Right now, as it stands, Galio is neither a mage nor an anti-mage. He’s not a tank, nor is he a bruiser; he is a champion without an identity, without a role. He’s playable, but barely so.
But even though he’s not as highly contested of a pick as in months prior, he’s still deserves a spot on the list. There’s not a single aspect of his rework that failed, and that’s commendable, to say the least.
The only reworked champion that was perfectly balanced upon release. In fact, Warwick was so well-rounded and adjusted strength-wise that Riot didn’t ship any nerfs or buffs for an entire year. A unique instance in the game’s 10-year-long history.
But it wasn’t the balancing that caught everyone’s attention once the reworked Warwick got released. Instead, it was the feeling you had when playing Warwick. Riot put a heavy emphasis on the whole “hunting” aspect, and it offered a unique experience jungling-wise. It amplified what you wanted to do as a jungler and gave you all the right tools to impact the map and go from one end of the map to the other in a matter of seconds.
Whenever an enemy champion was low on health, you would pick up their “scent” and would immediately gain a noticeable movement speed bonus. This kind of approach pushed you into ganking; you wanted to be the carnivorous playmaker, the hunter looking to capitalize on his prey.
You were quick, you had built-in healing, damage reduction and more than enough crowd control. You only needed to play a single game as the reworked Warick before thinking “how did they not do this sooner!”
Fortunately, Warwick is still as viable as ever, and he’s sitting at a commendable ~50% win ratio in Platinum and above. He’s not overpowered by any means, but when piloted by the right player he can definitely create a lot of chaos on the Summoner’s Rift.
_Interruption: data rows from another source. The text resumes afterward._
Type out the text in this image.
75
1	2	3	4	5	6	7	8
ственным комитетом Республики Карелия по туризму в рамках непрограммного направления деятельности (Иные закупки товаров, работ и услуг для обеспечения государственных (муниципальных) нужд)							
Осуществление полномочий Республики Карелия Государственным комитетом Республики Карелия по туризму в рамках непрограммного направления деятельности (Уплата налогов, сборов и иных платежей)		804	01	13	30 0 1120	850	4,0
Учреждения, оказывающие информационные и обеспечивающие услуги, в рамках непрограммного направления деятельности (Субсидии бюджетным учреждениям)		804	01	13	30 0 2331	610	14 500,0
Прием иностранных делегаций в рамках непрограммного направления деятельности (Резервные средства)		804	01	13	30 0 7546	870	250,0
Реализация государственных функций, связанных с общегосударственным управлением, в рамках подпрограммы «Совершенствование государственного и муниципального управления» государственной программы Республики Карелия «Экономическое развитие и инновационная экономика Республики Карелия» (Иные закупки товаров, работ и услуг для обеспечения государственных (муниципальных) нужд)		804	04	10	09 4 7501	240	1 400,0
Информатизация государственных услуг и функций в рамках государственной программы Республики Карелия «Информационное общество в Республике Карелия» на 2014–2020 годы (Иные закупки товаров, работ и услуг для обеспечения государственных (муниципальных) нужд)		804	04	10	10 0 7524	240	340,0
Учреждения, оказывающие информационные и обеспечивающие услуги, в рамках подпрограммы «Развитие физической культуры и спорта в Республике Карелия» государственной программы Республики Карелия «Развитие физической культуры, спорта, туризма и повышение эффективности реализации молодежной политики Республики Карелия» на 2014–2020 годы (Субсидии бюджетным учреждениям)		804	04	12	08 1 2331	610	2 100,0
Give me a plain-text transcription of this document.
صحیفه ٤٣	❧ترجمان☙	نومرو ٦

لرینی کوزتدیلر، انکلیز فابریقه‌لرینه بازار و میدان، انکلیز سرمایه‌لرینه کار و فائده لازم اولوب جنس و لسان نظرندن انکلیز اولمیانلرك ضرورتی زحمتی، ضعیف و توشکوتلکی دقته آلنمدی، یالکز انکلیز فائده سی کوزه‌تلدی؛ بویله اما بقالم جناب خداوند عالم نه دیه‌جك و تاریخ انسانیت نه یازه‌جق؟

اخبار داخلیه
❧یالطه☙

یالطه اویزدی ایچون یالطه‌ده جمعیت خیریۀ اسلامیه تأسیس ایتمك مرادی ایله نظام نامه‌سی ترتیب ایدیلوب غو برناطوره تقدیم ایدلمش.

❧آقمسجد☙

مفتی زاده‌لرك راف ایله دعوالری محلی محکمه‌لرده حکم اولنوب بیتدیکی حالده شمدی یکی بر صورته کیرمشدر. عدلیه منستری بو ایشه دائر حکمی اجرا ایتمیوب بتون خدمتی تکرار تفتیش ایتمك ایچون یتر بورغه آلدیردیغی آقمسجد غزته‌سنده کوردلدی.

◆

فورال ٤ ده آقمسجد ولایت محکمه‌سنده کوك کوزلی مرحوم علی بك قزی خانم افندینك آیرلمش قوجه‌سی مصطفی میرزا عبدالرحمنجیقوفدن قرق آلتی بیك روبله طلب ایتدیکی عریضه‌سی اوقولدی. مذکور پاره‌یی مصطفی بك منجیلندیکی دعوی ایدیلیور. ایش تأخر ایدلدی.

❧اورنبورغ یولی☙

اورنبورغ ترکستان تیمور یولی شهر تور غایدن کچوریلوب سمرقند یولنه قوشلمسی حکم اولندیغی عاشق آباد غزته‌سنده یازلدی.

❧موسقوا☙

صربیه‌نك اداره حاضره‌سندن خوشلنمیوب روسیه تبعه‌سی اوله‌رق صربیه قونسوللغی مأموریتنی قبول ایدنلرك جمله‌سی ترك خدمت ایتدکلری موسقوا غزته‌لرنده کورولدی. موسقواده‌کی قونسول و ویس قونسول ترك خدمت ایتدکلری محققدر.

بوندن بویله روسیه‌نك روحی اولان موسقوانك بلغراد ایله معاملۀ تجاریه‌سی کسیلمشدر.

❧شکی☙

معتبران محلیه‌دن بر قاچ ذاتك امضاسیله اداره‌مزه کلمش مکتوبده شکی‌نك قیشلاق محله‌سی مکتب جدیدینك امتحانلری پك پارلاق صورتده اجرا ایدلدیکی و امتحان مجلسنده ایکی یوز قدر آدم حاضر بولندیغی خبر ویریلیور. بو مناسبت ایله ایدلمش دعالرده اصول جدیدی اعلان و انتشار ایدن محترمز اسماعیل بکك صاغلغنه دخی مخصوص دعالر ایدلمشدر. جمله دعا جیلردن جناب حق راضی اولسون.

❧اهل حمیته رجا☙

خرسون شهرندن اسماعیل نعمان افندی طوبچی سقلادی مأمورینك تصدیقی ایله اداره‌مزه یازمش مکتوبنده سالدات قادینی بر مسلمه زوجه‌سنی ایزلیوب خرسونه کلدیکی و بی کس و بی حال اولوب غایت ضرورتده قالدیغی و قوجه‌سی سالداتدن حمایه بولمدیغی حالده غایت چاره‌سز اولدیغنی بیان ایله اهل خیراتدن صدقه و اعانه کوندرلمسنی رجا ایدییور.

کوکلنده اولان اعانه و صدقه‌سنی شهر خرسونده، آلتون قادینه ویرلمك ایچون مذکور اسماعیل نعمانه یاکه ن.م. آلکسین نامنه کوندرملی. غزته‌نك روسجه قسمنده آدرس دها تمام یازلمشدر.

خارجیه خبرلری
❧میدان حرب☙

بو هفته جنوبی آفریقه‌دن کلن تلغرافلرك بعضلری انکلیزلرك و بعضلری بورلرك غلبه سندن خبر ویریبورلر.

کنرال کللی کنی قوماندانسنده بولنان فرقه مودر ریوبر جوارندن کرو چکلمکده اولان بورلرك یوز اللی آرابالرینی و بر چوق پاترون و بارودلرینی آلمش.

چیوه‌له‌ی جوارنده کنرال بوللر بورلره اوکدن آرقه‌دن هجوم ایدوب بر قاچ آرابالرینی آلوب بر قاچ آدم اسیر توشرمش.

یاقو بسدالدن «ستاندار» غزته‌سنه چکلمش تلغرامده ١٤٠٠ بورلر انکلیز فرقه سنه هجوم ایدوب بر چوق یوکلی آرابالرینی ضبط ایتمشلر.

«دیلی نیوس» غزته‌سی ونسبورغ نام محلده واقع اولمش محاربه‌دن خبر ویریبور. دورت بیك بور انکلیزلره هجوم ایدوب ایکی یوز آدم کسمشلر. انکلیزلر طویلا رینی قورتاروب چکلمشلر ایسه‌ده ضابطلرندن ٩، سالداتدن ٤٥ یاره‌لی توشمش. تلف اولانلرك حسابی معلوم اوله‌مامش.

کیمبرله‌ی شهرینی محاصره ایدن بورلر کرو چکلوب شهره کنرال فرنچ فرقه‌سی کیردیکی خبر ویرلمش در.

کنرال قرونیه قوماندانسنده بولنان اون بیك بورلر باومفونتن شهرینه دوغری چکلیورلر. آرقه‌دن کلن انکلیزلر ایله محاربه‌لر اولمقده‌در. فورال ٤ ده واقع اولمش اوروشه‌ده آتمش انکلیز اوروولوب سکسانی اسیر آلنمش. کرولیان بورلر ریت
Finally, we have Urgot, the Dreadnought! Much like with Galio, Riot took the best aspects of his prior kit — along with his terrifying visual identity — and decided to rebuild the champion from the ground-up. They made Urgot feel like an unstoppable juggernaut; like a fear-inducing behemoth that could take on multiple champions at once.
Urgot went from a disgusting abomination to a disgusting abomination that was viable. It might not seem like much, but that’s all Riot had to accomplish, and they succeeded admirably. If there’s one aspect of his kit that has to be highlighted, it would probably be his ultimate — the ability most players fell in love with. It’s a long-range skillshot that functions as an execute (given that you land it, that is).
There’s nothing worse than getting pulled in and executed with just a sliver of health. Conversely, if you’re Urgot, there’s nothing better than pulling in a low-health target. The projectile is easy to miss so there’s definitely a tricky learning curve, but once you master it you’ll reap the rewards almost immediately.
Taking Urgot down needs to a team effort, especially in the later stages of the game. He’s a tanky colossus, he deals tons of damage, has more than enough crowd control, and is an absolute menace when ahead. Perhaps most importantly, you feel like you’re in charge when you’re playing Urgot; you feel like every move you make and every shot you land gets you one step closer towards conquering the Summoner’s Rift — and everything in it.
That’s it for our list of best League of Legends reworks! This is by no means a definitive list but it’s fair to say that Riot improves leaps and bounds with each rework they release. Given their incredible track record, it’s hard not to be excited about the Fiddlesticks and Volibear reworks!